The world isn’t ready for girls to start out on their own yet; that’s the plain fact of the case. Babies and females have got to keep hold of somebody or go under—anyhow, for the next few generations. You go home and wait a century, Vee, and then try again. Then you may have a bit of a chance. Now you haven’t the ghost of one—not if you play the game fair.”
Part 6
It was remarkable to Ann Veronica how completely Mr. Manning, in his entirely different dialect, indorsed her brother Roddy’s view of things. He came along, he said, just to call, with large, loud apologies, radiantly kind and good. Miss Stanley, it was manifest, had given him Ann Veronica’s address. The kindly faced landlady had failed to catch his name, and said he was a tall, handsome gentleman with a great black mustache. Ann Veronica, with a sigh at the cost of hospitality, made a hasty negotiation for an extra tea and for a fire in the ground-floor apartment, and preened herself carefully for the interview. In the little apartment, under the gas chandelier, his inches and his stoop were certainly very effective. In the bad light he looked at once military and sentimental and studious, like one of Ouida’s guardsmen revised by Mr. Haldane and the London School of Economics and finished in the Keltic school.

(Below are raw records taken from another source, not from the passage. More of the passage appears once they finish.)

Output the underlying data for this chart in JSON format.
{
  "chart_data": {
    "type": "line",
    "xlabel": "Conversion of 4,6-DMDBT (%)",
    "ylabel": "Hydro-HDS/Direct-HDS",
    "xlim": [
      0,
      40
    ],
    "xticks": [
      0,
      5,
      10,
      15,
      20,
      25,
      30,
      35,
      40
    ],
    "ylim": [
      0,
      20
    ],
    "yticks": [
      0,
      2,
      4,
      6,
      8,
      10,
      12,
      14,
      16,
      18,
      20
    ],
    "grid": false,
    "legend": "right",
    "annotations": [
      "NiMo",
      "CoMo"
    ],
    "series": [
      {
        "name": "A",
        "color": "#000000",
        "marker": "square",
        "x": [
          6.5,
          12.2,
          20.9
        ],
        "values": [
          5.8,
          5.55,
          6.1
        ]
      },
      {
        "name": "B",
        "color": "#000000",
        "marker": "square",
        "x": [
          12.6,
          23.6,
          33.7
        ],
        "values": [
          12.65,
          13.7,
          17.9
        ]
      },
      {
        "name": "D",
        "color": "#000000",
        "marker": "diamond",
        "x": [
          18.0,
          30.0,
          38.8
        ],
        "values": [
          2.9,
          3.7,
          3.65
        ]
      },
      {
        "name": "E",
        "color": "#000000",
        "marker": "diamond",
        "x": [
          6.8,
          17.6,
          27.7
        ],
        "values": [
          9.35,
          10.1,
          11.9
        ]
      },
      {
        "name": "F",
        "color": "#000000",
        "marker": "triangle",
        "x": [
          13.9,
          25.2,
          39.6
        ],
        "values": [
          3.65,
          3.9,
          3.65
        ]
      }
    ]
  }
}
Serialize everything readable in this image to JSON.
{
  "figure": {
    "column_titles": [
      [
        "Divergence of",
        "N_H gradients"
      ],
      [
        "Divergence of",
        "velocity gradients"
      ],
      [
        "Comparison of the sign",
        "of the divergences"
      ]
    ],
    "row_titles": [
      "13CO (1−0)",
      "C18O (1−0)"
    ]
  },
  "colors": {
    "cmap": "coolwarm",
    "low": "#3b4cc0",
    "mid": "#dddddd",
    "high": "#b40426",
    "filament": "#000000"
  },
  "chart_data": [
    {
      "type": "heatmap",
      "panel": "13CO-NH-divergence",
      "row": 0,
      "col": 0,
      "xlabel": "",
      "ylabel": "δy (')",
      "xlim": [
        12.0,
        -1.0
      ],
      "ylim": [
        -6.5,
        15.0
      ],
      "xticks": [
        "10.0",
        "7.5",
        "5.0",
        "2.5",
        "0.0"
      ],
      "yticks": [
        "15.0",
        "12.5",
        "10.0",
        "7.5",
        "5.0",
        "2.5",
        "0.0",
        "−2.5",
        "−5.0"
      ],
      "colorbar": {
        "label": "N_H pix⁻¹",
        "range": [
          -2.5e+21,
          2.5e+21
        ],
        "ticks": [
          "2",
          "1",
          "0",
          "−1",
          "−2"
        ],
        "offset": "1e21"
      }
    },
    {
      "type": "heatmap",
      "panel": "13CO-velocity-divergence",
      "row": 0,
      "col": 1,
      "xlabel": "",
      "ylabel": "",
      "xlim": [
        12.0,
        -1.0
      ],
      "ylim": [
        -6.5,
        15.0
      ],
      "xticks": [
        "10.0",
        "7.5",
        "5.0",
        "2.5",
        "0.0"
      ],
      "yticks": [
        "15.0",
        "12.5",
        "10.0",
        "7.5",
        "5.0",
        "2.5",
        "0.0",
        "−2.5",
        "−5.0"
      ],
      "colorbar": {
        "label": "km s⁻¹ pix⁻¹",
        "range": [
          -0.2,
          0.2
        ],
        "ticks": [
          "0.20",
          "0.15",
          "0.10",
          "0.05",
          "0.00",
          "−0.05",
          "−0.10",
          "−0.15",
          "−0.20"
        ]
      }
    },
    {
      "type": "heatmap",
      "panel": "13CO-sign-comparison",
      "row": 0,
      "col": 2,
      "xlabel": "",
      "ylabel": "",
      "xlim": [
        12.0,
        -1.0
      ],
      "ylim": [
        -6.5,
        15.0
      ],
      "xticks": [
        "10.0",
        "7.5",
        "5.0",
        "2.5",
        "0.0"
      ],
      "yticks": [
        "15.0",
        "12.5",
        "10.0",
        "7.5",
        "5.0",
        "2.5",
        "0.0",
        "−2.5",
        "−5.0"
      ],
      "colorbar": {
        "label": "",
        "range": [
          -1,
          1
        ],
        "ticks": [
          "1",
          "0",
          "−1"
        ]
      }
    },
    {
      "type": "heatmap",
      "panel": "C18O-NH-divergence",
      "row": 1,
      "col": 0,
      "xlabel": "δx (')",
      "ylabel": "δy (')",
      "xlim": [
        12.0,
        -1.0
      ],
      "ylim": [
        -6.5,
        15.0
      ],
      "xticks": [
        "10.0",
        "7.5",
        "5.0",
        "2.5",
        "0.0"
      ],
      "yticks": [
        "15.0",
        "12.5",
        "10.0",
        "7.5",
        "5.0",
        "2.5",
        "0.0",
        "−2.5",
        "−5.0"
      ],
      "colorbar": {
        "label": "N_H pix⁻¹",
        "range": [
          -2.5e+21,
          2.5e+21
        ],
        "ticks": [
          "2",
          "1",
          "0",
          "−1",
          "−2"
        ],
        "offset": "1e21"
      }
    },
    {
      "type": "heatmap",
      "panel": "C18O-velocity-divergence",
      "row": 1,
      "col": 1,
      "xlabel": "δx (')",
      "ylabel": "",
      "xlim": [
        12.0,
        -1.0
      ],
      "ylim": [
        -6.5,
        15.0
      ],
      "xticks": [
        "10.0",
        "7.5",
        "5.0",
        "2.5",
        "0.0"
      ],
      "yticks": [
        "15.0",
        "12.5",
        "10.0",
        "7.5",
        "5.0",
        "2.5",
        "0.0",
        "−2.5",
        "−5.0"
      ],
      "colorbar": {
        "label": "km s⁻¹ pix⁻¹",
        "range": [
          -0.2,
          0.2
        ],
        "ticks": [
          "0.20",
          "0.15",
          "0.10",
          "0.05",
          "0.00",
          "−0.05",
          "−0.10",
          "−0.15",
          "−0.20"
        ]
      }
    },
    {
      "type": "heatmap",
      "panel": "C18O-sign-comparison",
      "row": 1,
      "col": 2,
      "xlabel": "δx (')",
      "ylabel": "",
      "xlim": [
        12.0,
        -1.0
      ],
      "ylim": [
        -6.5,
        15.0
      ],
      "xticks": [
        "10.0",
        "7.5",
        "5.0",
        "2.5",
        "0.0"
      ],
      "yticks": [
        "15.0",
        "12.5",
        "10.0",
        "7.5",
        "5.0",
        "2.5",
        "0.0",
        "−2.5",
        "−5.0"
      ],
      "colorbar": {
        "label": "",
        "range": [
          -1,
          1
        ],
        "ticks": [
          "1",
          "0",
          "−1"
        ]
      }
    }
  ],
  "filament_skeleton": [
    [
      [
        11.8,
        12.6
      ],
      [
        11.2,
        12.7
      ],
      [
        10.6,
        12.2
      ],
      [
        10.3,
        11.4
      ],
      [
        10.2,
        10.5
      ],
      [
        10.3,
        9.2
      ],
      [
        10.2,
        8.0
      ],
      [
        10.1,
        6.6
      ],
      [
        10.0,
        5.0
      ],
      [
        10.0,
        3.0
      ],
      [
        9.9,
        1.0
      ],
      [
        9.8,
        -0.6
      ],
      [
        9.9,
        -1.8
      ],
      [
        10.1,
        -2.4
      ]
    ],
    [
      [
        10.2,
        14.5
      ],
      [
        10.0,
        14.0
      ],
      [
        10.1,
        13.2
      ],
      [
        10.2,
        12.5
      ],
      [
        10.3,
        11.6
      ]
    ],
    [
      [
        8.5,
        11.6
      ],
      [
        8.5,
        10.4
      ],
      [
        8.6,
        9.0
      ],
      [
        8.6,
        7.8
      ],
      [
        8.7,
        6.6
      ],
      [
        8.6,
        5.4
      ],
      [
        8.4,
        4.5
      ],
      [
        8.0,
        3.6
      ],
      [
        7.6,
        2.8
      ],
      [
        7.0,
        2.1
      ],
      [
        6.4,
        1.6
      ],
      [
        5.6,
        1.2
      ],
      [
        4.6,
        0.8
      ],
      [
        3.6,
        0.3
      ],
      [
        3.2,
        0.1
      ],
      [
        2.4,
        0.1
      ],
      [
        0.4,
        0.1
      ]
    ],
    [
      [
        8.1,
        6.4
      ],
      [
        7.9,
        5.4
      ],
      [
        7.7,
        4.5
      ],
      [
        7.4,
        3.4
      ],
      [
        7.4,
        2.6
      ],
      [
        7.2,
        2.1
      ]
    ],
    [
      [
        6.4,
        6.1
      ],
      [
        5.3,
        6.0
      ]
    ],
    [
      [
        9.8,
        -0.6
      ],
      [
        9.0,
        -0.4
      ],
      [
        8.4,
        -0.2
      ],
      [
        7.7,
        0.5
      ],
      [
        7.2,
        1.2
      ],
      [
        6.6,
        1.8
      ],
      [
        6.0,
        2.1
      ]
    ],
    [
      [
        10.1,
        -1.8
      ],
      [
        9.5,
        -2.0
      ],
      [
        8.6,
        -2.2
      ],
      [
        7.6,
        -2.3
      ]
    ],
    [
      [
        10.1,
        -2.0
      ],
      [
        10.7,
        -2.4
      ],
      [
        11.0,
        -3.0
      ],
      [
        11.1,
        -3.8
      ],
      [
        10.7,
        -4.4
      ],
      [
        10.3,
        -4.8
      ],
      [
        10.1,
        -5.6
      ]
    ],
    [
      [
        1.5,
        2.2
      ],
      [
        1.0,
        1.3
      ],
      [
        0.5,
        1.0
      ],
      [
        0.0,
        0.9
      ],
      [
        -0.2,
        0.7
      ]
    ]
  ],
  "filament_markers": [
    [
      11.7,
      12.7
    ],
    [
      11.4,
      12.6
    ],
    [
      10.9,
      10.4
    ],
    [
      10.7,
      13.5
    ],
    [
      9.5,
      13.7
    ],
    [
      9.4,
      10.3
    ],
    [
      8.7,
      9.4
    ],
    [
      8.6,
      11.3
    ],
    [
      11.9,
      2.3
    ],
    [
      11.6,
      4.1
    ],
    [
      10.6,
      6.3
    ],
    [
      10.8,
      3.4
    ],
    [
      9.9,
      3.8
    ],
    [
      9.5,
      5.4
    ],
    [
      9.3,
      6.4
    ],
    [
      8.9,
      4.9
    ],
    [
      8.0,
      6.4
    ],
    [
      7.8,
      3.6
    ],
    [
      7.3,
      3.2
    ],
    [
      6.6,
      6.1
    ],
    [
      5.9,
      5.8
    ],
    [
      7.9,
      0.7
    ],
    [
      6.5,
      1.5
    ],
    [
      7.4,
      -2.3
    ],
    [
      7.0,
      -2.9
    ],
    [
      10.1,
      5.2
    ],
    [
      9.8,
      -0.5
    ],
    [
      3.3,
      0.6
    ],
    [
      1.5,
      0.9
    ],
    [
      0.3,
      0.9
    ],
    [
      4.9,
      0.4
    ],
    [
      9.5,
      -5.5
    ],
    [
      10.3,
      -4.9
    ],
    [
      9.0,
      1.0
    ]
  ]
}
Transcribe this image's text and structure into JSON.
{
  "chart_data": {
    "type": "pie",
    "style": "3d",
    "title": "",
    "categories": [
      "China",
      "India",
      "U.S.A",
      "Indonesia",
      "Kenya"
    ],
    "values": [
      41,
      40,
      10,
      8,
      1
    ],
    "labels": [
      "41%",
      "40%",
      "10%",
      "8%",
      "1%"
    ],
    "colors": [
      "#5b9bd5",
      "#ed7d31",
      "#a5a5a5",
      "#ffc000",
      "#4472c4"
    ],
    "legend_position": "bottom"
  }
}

“It’s unforgivable of me to call, Miss Stanley,” he said, shaking hands in a peculiar, high, fashionable manner; “but you know you said we might be friends.”
“It’s dreadful for you to be here,” he said, indicating the yellow presence of the first fog of the year without, “but your aunt told me something of what had happened. It’s just like your Splendid Pride to do it. Quite!”
He sat in the arm-chair and took tea, and consumed several of the extra cakes which she had sent out for and talked to her and expressed himself, looking very earnestly at her with his deep-set eyes, and carefully avoiding any crumbs on his mustache the while. Ann Veronica sat firelit by her tea-tray with, quite unconsciously, the air of an expert hostess.
“But how is it all going to end?” said Mr. Manning.
“Your father, of course,” he said, “must come to realize just how Splendid you are! He doesn’t understand. I’ve seen him, and he doesn’t a bit understand.
“I’m afraid I’m anything but a Princess when it comes to earning a salary,” said Ann Veronica. “But frankly, I mean to fight this through if I possibly can.”
“My God!” said Manning, in a stage-aside. “Earning a salary!”
“You’re like a Princess in Exile!” he repeated, overruling her. “You come into these sordid surroundings—you mustn’t mind my calling them sordid—and it makes them seem as though they didn’t matter… . I don’t think they do matter. I don’t think any surroundings could throw a shadow on you.”